Tada-DIP: Input-adaptive Deep Image Prior for One-shot 3D Image Reconstruction
Evan Bell, Shijun Liang, Ismail Alkhouri, Saiprasad Ravishankar
TL;DR
Tada-DIP addresses the challenge of reconstructing 3D images from undersampled measurements by extending Deep Image Prior into a fully 3D framework that couples input-adaptation with denoising regularization. The method uses a 3D U-Net backbone, injects input noise to enforce denoising, and updates the input iteratively to guide optimization, achieving high-quality reconstructions without training data. Empirical results on sparse-view 3D CT show strong performance, outperforming dataless baselines and closely approaching a supervised network trained on full datasets.

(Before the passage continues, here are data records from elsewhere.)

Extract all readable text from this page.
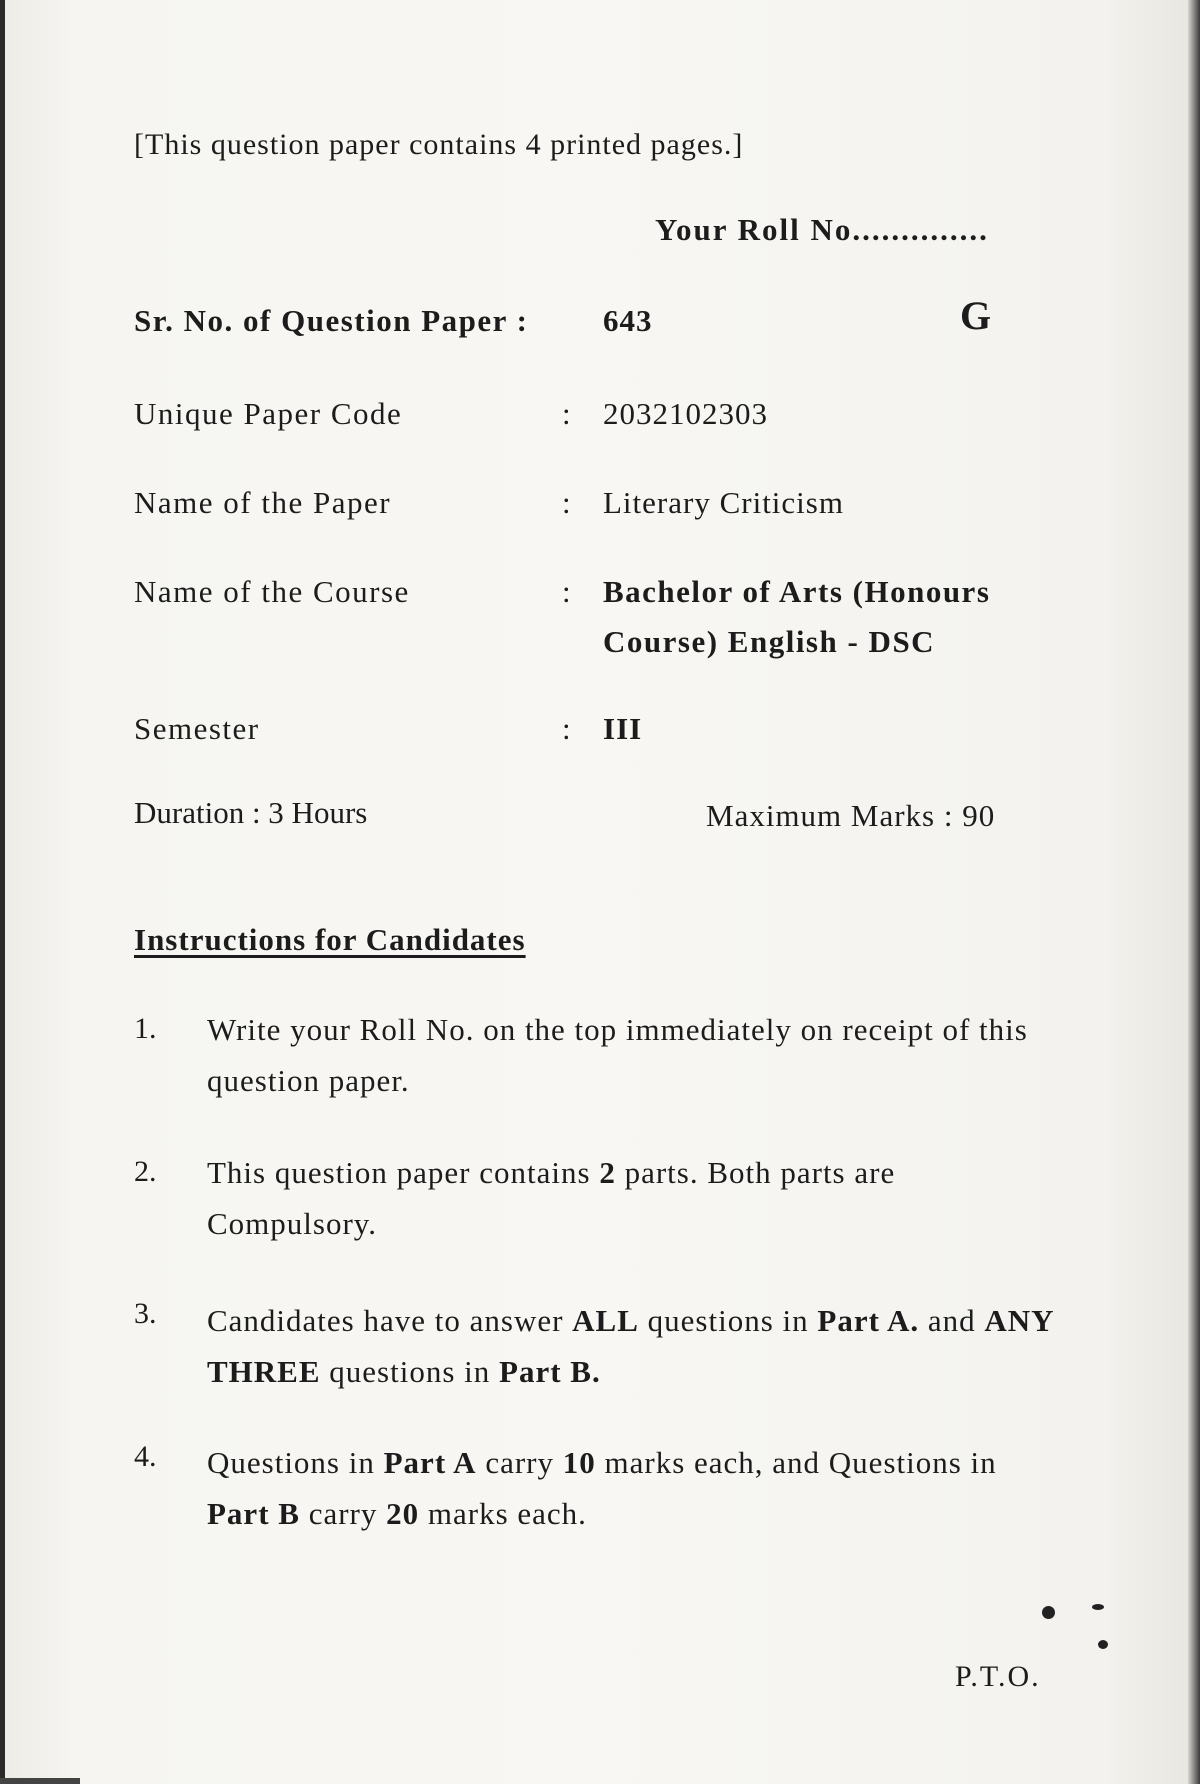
[This question paper contains 4 printed pages.]
Your Roll No..............
Sr. No. of Question Paper : 643	G
Unique Paper Code	: 2032102303
Name of the Paper	: Literary Criticism
Name of the Course	: Bachelor of Arts (Honours
Course) English - DSC
Semester	: III
Duration : 3 Hours	Maximum Marks : 90
Instructions for Candidates
1. Write your Roll No. on the top immediately on receipt of this question paper.
2. This question paper contains 2 parts. Both parts are Compulsory.
3. Candidates have to answer ALL questions in Part A. and ANY THREE questions in Part B.
4. Questions in Part A carry 10 marks each, and Questions in Part B carry 20 marks each.
P.T.O.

This suggests Tada-DIP as a robust, training-free approach for large-scale 3D reconstruction tasks and motivates further theoretical and modality-specific extensions.
Abstract
Deep Image Prior (DIP) has recently emerged as a promising one-shot neural-network based image reconstruction method. However, DIP has seen limited application to 3D image reconstruction problems. In this work, we introduce Tada-DIP, a highly effective and fully 3D DIP method for solving 3D inverse problems. By combining input-adaptation and denoising regularization, Tada-DIP produces high-quality 3D reconstructions while avoiding the overfitting phenomenon that is common in DIP. Experiments on sparse-view X-ray computed tomography reconstruction validate the effectiveness of the proposed method, demonstrating that Tada-DIP produces much better reconstructions than training-data-free baselines and achieves reconstruction performance on par with a supervised network trained using a large dataset with fully-sampled volumes.